İlkel Komünal toplumun çamuru, daha insan dokusuna uygun ve de insanca… Neden insan dokusuna uygun ve insanca? Üretim tarzı adil ve ortak ve de para denilen meta yok daha. İnsan denilen varlığın çamuru doğal. Doğa da yaşayan özneler, doğanın içinden kendileri… Varsıllıkları kendileri tabii ki… Çamurda kendilerinden ; sade, saf, yalın çıkarsız ve de rantsız. Ne zamana kadar? Üretim tarzın, paraya bir metaya teslim olana kadar. -Yeni üretim tarzları gelinceye kadar.- Klasik bir söz vardır hani; “ Delikli demir bulundu mertlik bozuldu” Aslında, bozulan, çamurun içinde – doğanın bir parçası olan insanın, doğanın bir parçası olduğu bilincinden uzaklaşması- doğallığın ötesi bir çamura batışı, insanın.
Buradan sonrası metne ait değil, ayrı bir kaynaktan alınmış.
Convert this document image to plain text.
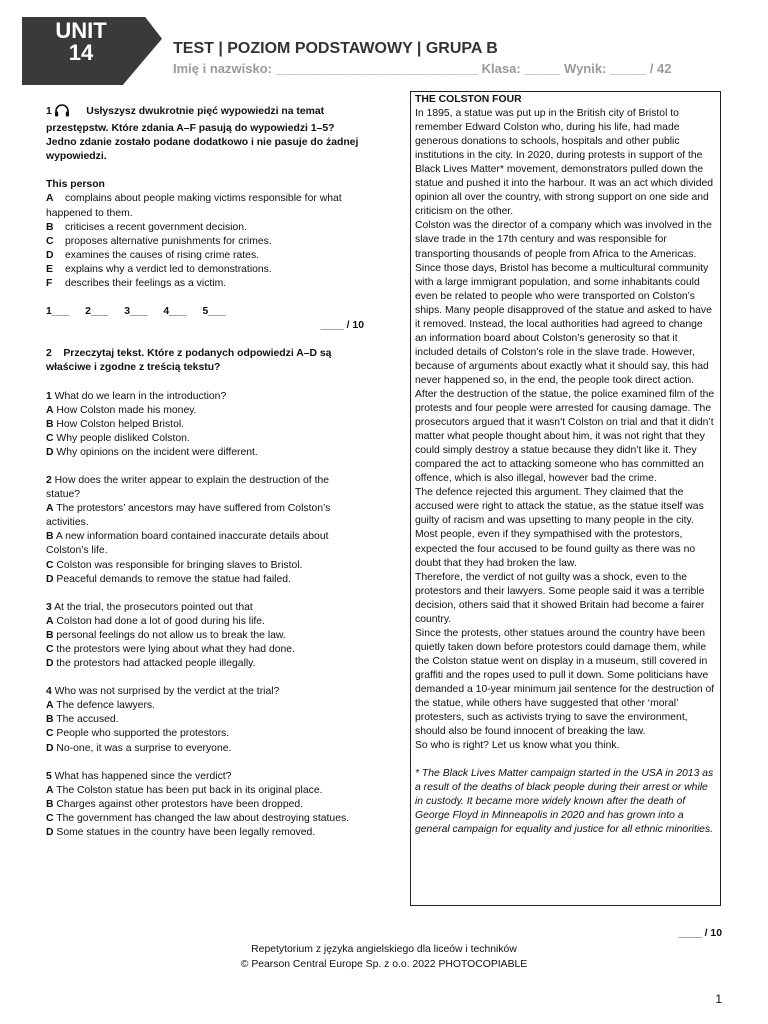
UNIT
14	TEST | POZIOM PODSTAWOWY | GRUPA B
Imię i nazwisko: ____________________________ Klasa: _____ Wynik: _____ / 42

1	Usłyszysz dwukrotnie pięć wypowiedzi na temat przestępstw. Które zdania A–F pasują do wypowiedzi 1–5? Jedno zdanie zostało podane dodatkowo i nie pasuje do żadnej wypowiedzi.

This person

A complains about people making victims responsible for what happened to them.

B criticises a recent government decision.

C proposes alternative punishments for crimes.

D examines the causes of rising crime rates.

E explains why a verdict led to demonstrations.

F describes their feelings as a victim.

1___ 2___ 3___ 4___ 5___

____ / 10

2 Przeczytaj tekst. Które z podanych odpowiedzi A–D są właściwe i zgodne z treścią tekstu?

1 What do we learn in the introduction?

A How Colston made his money.

B How Colston helped Bristol.

C Why people disliked Colston.

D Why opinions on the incident were different.

2 How does the writer appear to explain the destruction of the statue?

A The protestors’ ancestors may have suffered from Colston’s activities.

B A new information board contained inaccurate details about Colston’s life.

C Colston was responsible for bringing slaves to Bristol.

D Peaceful demands to remove the statue had failed.

3 At the trial, the prosecutors pointed out that

A Colston had done a lot of good during his life.

B personal feelings do not allow us to break the law.

C the protestors were lying about what they had done.

D the protestors had attacked people illegally.

4 Who was not surprised by the verdict at the trial?

A The defence lawyers.

B The accused.

C People who supported the protestors.

D No-one, it was a surprise to everyone.

5 What has happened since the verdict?

A The Colston statue has been put back in its original place.

B Charges against other protestors have been dropped.

C The government has changed the law about destroying statues.

D Some statues in the country have been legally removed.

THE COLSTON FOUR

In 1895, a statue was put up in the British city of Bristol to remember Edward Colston who, during his life, had made generous donations to schools, hospitals and other public institutions in the city. In 2020, during protests in support of the Black Lives Matter* movement, demonstrators pulled down the statue and pushed it into the harbour. It was an act which divided opinion all over the country, with strong support on one side and criticism on the other.

Colston was the director of a company which was involved in the slave trade in the 17th century and was responsible for transporting thousands of people from Africa to the Americas. Since those days, Bristol has become a multicultural community with a large immigrant population, and some inhabitants could even be related to people who were transported on Colston’s ships. Many people disapproved of the statue and asked to have it removed. Instead, the local authorities had agreed to change an information board about Colston’s generosity so that it included details of Colston’s role in the slave trade. However, because of arguments about exactly what it should say, this had never happened so, in the end, the people took direct action.

After the destruction of the statue, the police examined film of the protests and four people were arrested for causing damage. The prosecutors argued that it wasn’t Colston on trial and that it didn’t matter what people thought about him, it was not right that they could simply destroy a statue because they didn’t like it. They compared the act to attacking someone who has committed an offence, which is also illegal, however bad the crime.

The defence rejected this argument. They claimed that the accused were right to attack the statue, as the statue itself was guilty of racism and was upsetting to many people in the city. Most people, even if they sympathised with the protestors, expected the four accused to be found guilty as there was no doubt that they had broken the law.

Therefore, the verdict of not guilty was a shock, even to the protestors and their lawyers. Some people said it was a terrible decision, others said that it showed Britain had become a fairer country.

Since the protests, other statues around the country have been quietly taken down before protestors could damage them, while the Colston statue went on display in a museum, still covered in graffiti and the ropes used to pull it down. Some politicians have demanded a 10-year minimum jail sentence for the destruction of the statue, while others have suggested that other ‘moral’ protesters, such as activists trying to save the environment, should also be found innocent of breaking the law.

So who is right? Let us know what you think.

* The Black Lives Matter campaign started in the USA in 2013 as a result of the deaths of black people during their arrest or while in custody. It became more widely known after the death of George Floyd in Minneapolis in 2020 and has grown into a general campaign for equality and justice for all ethnic minorities.

____ / 10
Repetytorium z języka angielskiego dla liceów i techników
© Pearson Central Europe Sp. z o.o. 2022 PHOTOCOPIABLE
1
Gökyüzünden, yağan yağmurla buluşan yeryüzündeki toprakta başkalaşım kaçınılmaz olur. Toprak, çamurlaşır. Suyla buluşur, çünkü toprak. O eski toprak, artık o eski topraktan öte, çamurdur artık. Yalnız, çamur da olsa özü topraktır. Çamur, bir gün, yepyeni bir gün de doğacak güneşin aydınlığında kuruyup, eski haline de kavuşması kaçınılmazdır. Çamur da olsa özünden bir şey kaybetmemesidir, toprağın.
Eğer, her türlü, adaletsizliğin / hukuksuzluğun, ötekileştirilmişliğin, savaş çığırtkanlığın / savaş yanlıların doruk yaptığı, üretim tarzının çamuru, bulaştırıldı mı, doğaya? Doğanın, doğallığı da yok olacağı gibi, nefeslenme uğraşı içindeki insan veya canlı da, bulaşan ve yapışan çamurun esiri olmaya mahkum edilir ki! “Hayat” denilen yaşamın, çamurunu yok edecek tek bir şey kalır, o da : Yağan yağmurun damlası içindeki maviliği görmekten geçer.